María José Apolo, former IMFD student and graduate of Computer Engineering at the Universidad Técnica Federico Santa María, works in the field of creative artificial intelligence, investigating how the transfer of style from music to images is carried out by means of deep learning.

In the research "Bimodal style transference from musical composition to image using deep generative models", carried out together with Marcelo Mendoza, IMFD researcher and Computer Science academic at Pontificia Universidad Católica (DCC UC), they study the transference of style from songs to album covers, that is, the fact that different musical styles use certain images as representative covers.

The goal of the research is to see if it is possible for a system to automatically create - using music as information - an image that is suitable, for example, as album cover art.

EACH SONG WITH ITS IMAGE

To achieve this, the first thing they did was to feed a model with data: "The dataset I generated is a multimodal dataset that had each song -represented as a spectrogram- associated with its album cover. The model was fed with a number of pairs (song, cover) of approximately 20,000 data," explains María José Apolo.

What does it mean that the songs have been processed as spectrograms? A spectrogram is a visual representation of sound, showing the variations in intensity and frequency over the duration of a song. It is a much more advanced and complex version of what we see, for example, when we use the computer microphone and shows us -in a horizontal bar- the volume of our voice (intensity) and is activated only when we speak (frequency).

Spectrograms of similar songs will tend to share similar measurable characteristics and an AI model can analyze them to identify those that are similar or those that are distant in the musical spectrum.

After this, the researchers began to enter queries into the model: when asked about a specific song, which the system has identified through a spectrogram, the model showed what it considered to be the 100 covers most similar or closest to the song queried. María José comments that, for the most part, the covers that the system returned were of the same genre as the song queried or of similar genres.

CREATING COVERS WITH IA

In a second phase, the researcher began to use those 100 covers that the system delivered for a queried song to train a generative image model, something like the Dall-e or Stable Diffusion systems, which extracted the common characteristics of those covers and began to create new ones.

Cover of the original subject to which the spectrogram corresponds.

This, with the objective that, when entering a song of a certain genre, the generative system would create a completely new image that effectively corresponded to the song.
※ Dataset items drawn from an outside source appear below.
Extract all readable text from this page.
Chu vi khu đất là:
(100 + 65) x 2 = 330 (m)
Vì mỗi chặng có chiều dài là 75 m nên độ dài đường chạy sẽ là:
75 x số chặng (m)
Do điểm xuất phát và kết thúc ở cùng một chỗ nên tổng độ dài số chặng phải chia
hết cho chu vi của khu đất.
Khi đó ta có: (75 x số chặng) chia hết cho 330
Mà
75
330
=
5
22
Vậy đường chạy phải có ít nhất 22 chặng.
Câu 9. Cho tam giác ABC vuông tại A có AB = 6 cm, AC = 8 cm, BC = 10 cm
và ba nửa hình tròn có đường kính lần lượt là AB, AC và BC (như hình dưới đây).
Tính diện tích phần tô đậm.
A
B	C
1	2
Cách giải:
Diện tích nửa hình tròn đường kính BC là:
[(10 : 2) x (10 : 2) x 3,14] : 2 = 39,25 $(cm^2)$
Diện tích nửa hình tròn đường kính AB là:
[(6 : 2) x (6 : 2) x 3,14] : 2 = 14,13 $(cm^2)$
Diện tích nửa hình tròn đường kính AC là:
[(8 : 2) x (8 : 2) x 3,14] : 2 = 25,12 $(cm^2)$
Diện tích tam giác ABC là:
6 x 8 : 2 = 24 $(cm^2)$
This was done with songs of 10 different genres, and it was seen that the generative model, when generating new cover images, obtained an accuracy of 20.89 on a scale of 0 to 250, where what is closer to zero is more accurate or similar.
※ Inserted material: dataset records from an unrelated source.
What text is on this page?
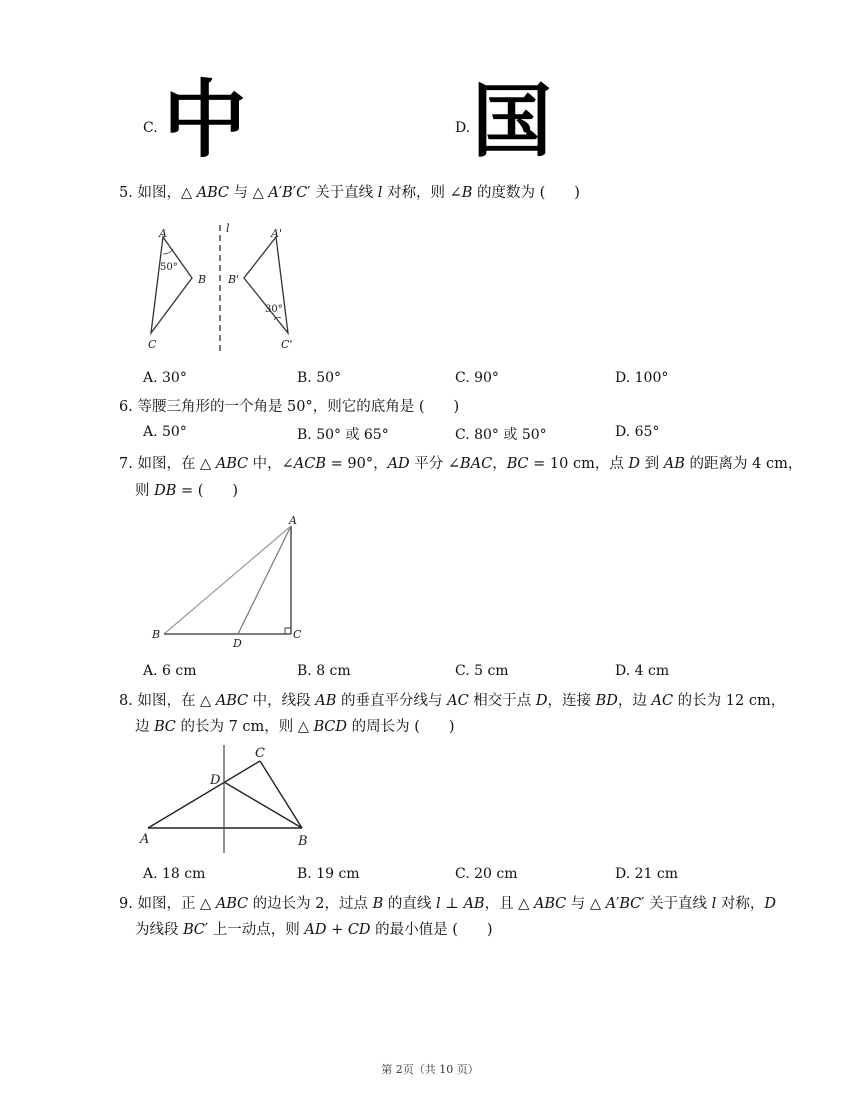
C. 中	D. 国
5. 如图，△ 𝐴𝐵𝐶 与 △ 𝐴′𝐵′𝐶′ 关于直线 𝑙 对称，则 ∠𝐵 的度数为 (　　)
A
B
C
50°
l	A'
B'
C'
30°
A. 30°	B. 50°	C. 90°	D. 100°
6. 等腰三角形的一个角是 50°，则它的底角是 (　　)
A. 50°	B. 50° 或 65°	C. 80° 或 50°	D. 65°
7. 如图，在 △ 𝐴𝐵𝐶 中，∠𝐴𝐶𝐵 = 90°，𝐴𝐷 平分 ∠𝐵𝐴𝐶，𝐵𝐶 = 10 cm，点 𝐷 到 𝐴𝐵 的距离为 4 cm，
则 𝐷𝐵 = (　　)
A
B	C
D
A. 6 cm	B. 8 cm	C. 5 cm	D. 4 cm
8. 如图，在 △ 𝐴𝐵𝐶 中，线段 𝐴𝐵 的垂直平分线与 𝐴𝐶 相交于点 𝐷，连接 𝐵𝐷，边 𝐴𝐶 的长为 12 cm，
边 𝐵𝐶 的长为 7 cm，则 △ 𝐵𝐶𝐷 的周长为 (　　)
C
D
A	B
A. 18 cm	B. 19 cm	C. 20 cm	D. 21 cm
9. 如图，正 △ 𝐴𝐵𝐶 的边长为 2，过点 𝐵 的直线 𝑙 ⊥ 𝐴𝐵，且 △ 𝐴𝐵𝐶 与 △ 𝐴′𝐵𝐶′ 关于直线 𝑙 对称，𝐷
为线段 𝐵𝐶′ 上一动点，则 𝐴𝐷 + 𝐶𝐷 的最小值是 (　　)
第 2页（共 10 页）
"I chose this research topic because I find it very interesting how, from the field of deep learning, it is possible to model and give an interpretation to an abstract and subjective question, such as the transfer of style from a musical work to an image, where a translation of multimodal attributes that are conditioned by the individual's own concepts and their biological and social background must be made," explains María José Apolo.

The researcher's future hope is to generate a system that allows emerging artists who do not have sufficient resources to enter their original song on a platform and obtain an original album cover that matches the author's song.